Objective Distance
There is a special kind of place that does magic to my heart like no other place.
Whenever I am there, time freezes, my heart quiets down, my mind stops wandering, and my misty perspective seems to clear up.
This magical place is not Disneyland. It is not church either.
It is Hong Kong Cemetery in Happy Valley; Stanley Military Cemetery in Island South, and Forest Lawn in Glendale, California.
Sometimes I will walk and read the tombstones one by one. This person died in 1865 when he was 62 years old. This person died when he was 13 in 1992, the year I graduated from University. This baby did not even reach her first birthday! Here is a name of a famous man that makes history—but most are nothing more than a name.
Moses prays, “Teach us to number our days, that we may gain a heart of wisdom.” (Psalms 90:12)

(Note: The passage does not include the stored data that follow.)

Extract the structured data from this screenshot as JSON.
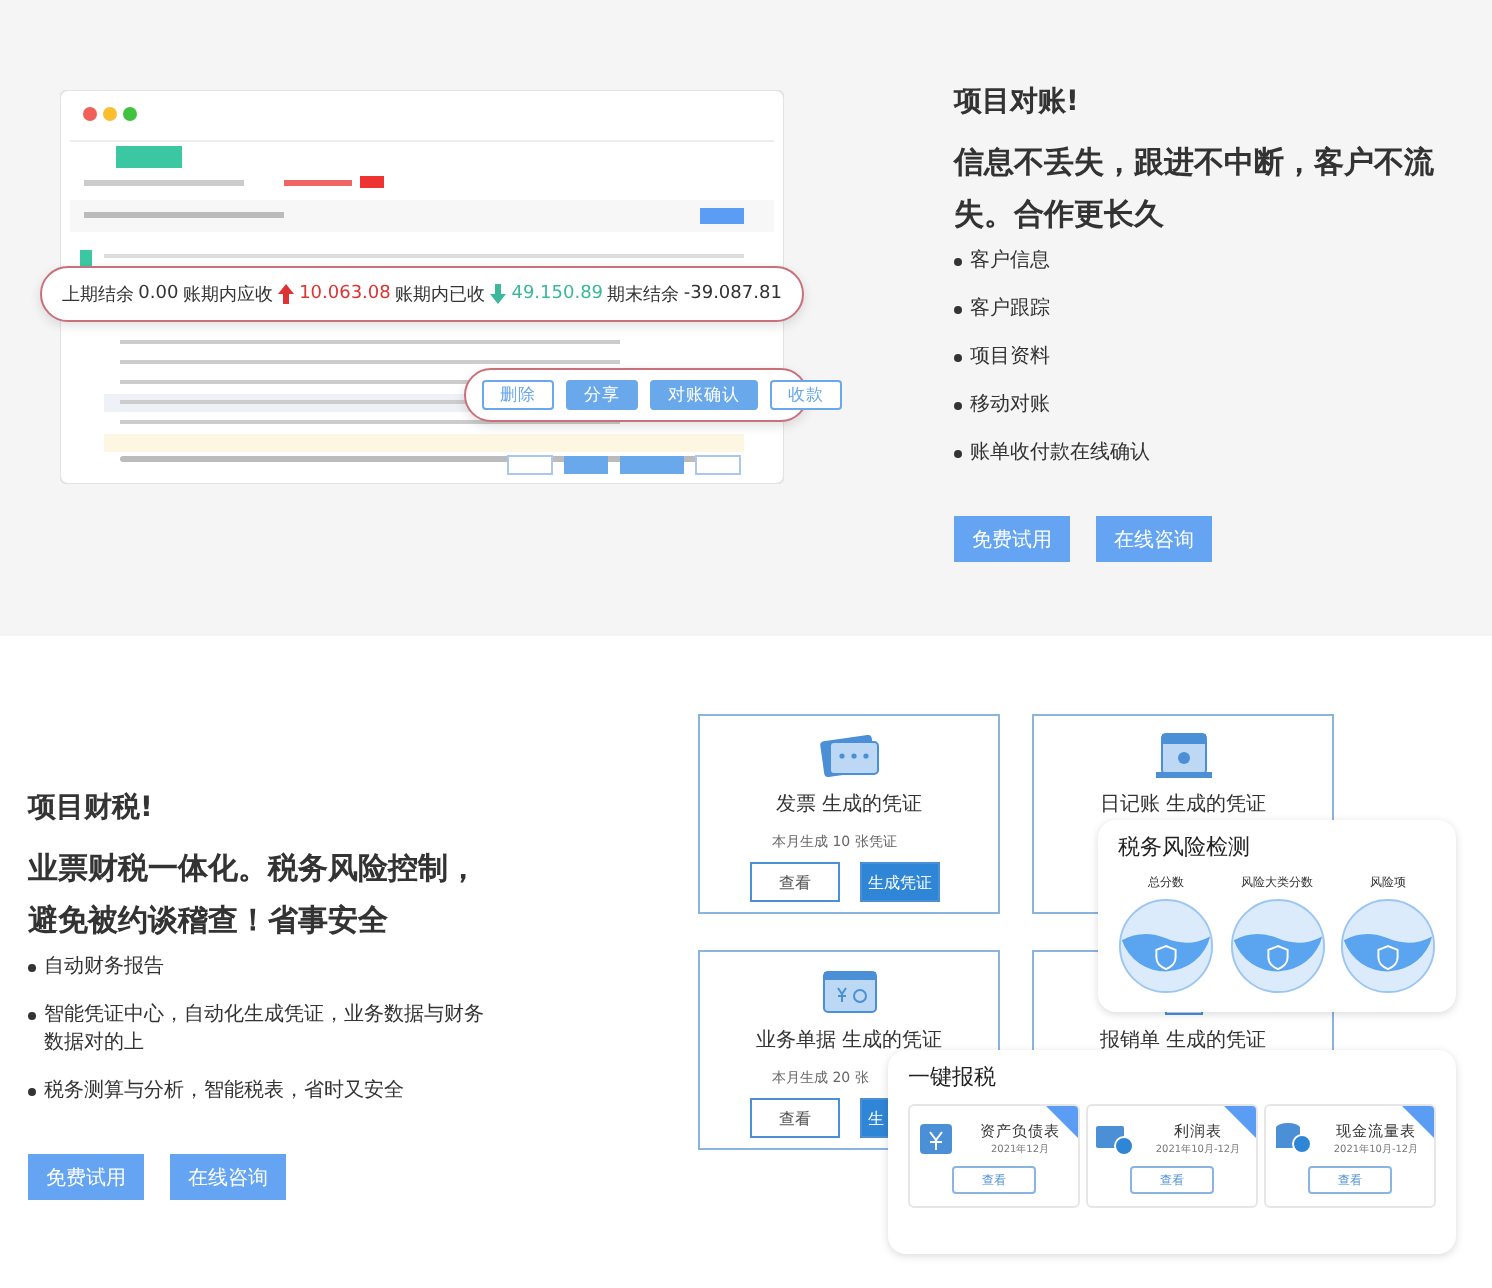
{
  "reconciliation": {
    "title": "项目对账!",
    "headline": "信息不丢失，跟进不中断，客户不流失。合作更长久",
    "bullets": [
      "客户信息",
      "客户跟踪",
      "项目资料",
      "移动对账",
      "账单收付款在线确认"
    ],
    "buttons": [
      "免费试用",
      "在线咨询"
    ],
    "summary": [
      {
        "label": "上期结余",
        "value": "0.00",
        "kind": "plain"
      },
      {
        "label": "账期内应收",
        "value": "10.063.08",
        "kind": "rise"
      },
      {
        "label": "账期内已收",
        "value": "49.150.89",
        "kind": "fall"
      },
      {
        "label": "期末结余",
        "value": "-39.087.81",
        "kind": "plain"
      }
    ],
    "actions": [
      {
        "label": "删除",
        "primary": false
      },
      {
        "label": "分享",
        "primary": true
      },
      {
        "label": "对账确认",
        "primary": true
      },
      {
        "label": "收款",
        "primary": false
      }
    ]
  },
  "tax": {
    "title": "项目财税!",
    "headline": "业票财税一体化。税务风险控制，避免被约谈稽查！省事安全",
    "bullets": [
      "自动财务报告",
      "智能凭证中心，自动化生成凭证，业务数据与财务数据对的上",
      "税务测算与分析，智能税表，省时又安全"
    ],
    "buttons": [
      "免费试用",
      "在线咨询"
    ],
    "voucher_cards": [
      {
        "kind": "invoice",
        "title": "发票 生成的凭证",
        "subtitle": "本月生成 10 张凭证",
        "buttons": [
          "查看",
          "生成凭证"
        ]
      },
      {
        "kind": "journal",
        "title": "日记账 生成的凭证"
      },
      {
        "kind": "bill",
        "title": "业务单据 生成的凭证",
        "subtitle": "本月生成 20 张",
        "buttons": [
          "查看",
          "生"
        ]
      },
      {
        "kind": "expense",
        "title": "报销单 生成的凭证"
      }
    ],
    "risk_panel": {
      "title": "税务风险检测",
      "gauges": [
        "总分数",
        "风险大类分数",
        "风险项"
      ]
    },
    "filing_panel": {
      "title": "一键报税",
      "reports": [
        {
          "kind": "balance",
          "name": "资产负债表",
          "period": "2021年12月",
          "button": "查看"
        },
        {
          "kind": "profit",
          "name": "利润表",
          "period": "2021年10月-12月",
          "button": "查看"
        },
        {
          "kind": "cash",
          "name": "现金流量表",
          "period": "2021年10月-12月",
          "button": "查看"
        }
      ]
    }
  }
}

Reading these tombstones somehow clears up my clouded perspective. It helps me to let go of things that I held so tightly for so long. (Or, should I say things that my heart stubbornly holds on to and not willing to let go?) Are the things that I so insist upon really that important? Do I really want to continue holding grudges against that person? Am I really that “right”?
The other time when my perspective was exceptionally clear was when I was lying on the hospital bed, getting ready for surgery.
“What if…?”
Reading these tombstones reminds me how brief my life will be. Somehow, facing our mortality gives us wisdom. We gain a certain “objective distance” to look at ourselves with more objectivity.
How am I doing? How am I really doing?
What is truly important to me?
What is my heart telling me?
When I go home, what will I do differently?
By tomorrow morning, I pray that I will not just be one day older. I pray that I will be a little bit wiser. I pray that I will be better in touch with my heart and with God’s heart—His father’s heart for me.
“Lord, teach me to number my days, that I may gain a heart of wisdom.”